What can Wikipedia biographies and Deep Neural Networks tell us about what’s in a name?
When I was young, I always hated being named Dale. This is mostly because my primary image of what Dales looked like was shaped by Dale Gribble from King of the Hill, and also Dale Earnhardt Jr., the NASCAR driver.
Neither of these Dales fit my aspirational self image. On the contrary, I wanted to be named Sailor Moon.
I did not like that my name was “androgynous” — 14 male Dales are born for every one female Dale. When I asked my parents about this, their rationale was:
A. Women with androgynous names are potentially more successful.
B. Their hipster friends just named their daughter Dale and it was just so cute!
To their credit, as an adult, I sure do feel I’ve benefited from pretending to be a man (or not outright denying it) on my resume, on Github, in my email signature, or even here on Medium.
But sexism aside, what if there really is something to nominative determinism — the idea that people tend to take on jobs or lifestyles that fit their names?¹ And if your name does have some impact on the life you lead, what a responsibility it must be to choose a name for a whole human person. I wouldn’t want to leave that responsibility to taste or chance or trends.

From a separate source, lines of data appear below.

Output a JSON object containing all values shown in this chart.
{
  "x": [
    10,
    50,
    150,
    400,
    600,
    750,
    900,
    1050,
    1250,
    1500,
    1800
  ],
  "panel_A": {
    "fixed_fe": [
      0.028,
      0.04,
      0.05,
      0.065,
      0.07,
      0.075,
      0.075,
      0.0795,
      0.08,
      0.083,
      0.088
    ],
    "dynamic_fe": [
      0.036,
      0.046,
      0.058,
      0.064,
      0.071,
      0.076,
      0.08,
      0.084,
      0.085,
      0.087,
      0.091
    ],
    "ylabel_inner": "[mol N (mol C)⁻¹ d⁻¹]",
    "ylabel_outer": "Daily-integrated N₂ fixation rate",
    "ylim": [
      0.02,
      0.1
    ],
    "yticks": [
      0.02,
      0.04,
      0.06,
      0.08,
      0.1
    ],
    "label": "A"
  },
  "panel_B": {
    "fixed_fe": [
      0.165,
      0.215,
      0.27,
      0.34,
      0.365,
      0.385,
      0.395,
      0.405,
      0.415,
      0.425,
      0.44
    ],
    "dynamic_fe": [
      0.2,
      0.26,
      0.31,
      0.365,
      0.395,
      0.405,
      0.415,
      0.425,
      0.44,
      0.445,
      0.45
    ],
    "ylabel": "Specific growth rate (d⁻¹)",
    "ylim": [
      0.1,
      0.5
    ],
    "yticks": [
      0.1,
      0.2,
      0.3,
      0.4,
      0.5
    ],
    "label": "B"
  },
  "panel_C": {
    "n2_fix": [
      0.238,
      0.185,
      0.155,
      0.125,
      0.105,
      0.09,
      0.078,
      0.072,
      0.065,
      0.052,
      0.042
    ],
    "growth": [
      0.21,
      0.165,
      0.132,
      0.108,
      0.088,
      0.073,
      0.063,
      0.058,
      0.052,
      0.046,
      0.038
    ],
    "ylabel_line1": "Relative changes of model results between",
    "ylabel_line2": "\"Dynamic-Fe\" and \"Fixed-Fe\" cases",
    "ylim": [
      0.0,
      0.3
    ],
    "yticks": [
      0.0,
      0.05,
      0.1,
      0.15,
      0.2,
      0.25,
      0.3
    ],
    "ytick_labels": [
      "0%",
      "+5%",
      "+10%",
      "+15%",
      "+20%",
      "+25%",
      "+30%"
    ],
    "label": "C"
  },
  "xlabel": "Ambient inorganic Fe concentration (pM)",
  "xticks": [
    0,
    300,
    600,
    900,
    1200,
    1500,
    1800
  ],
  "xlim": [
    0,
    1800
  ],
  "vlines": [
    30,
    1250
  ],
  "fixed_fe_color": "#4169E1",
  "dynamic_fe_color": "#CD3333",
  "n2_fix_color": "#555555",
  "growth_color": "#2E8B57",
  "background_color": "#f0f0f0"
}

Of course not — I’d turn to deep learning (duh!).
In this post, I’ll show you how I used machine learning to build a baby name generator (or predictor, more accurately) that takes a description of a (future) human and returns a name, i.e.:
My child will be born in New Jersey. She will grow up to be a software developer at Google who likes biking and coffee runs.
Given a bio, the model will return a set of names, sorted by probability:
Name: linda Score: 0.04895663261413574 Name: kathleen Score: 0.0423438735306263 Name: suzanne Score: 0.03537878766655922 Name: catherine Score: 0.030525485053658485 ...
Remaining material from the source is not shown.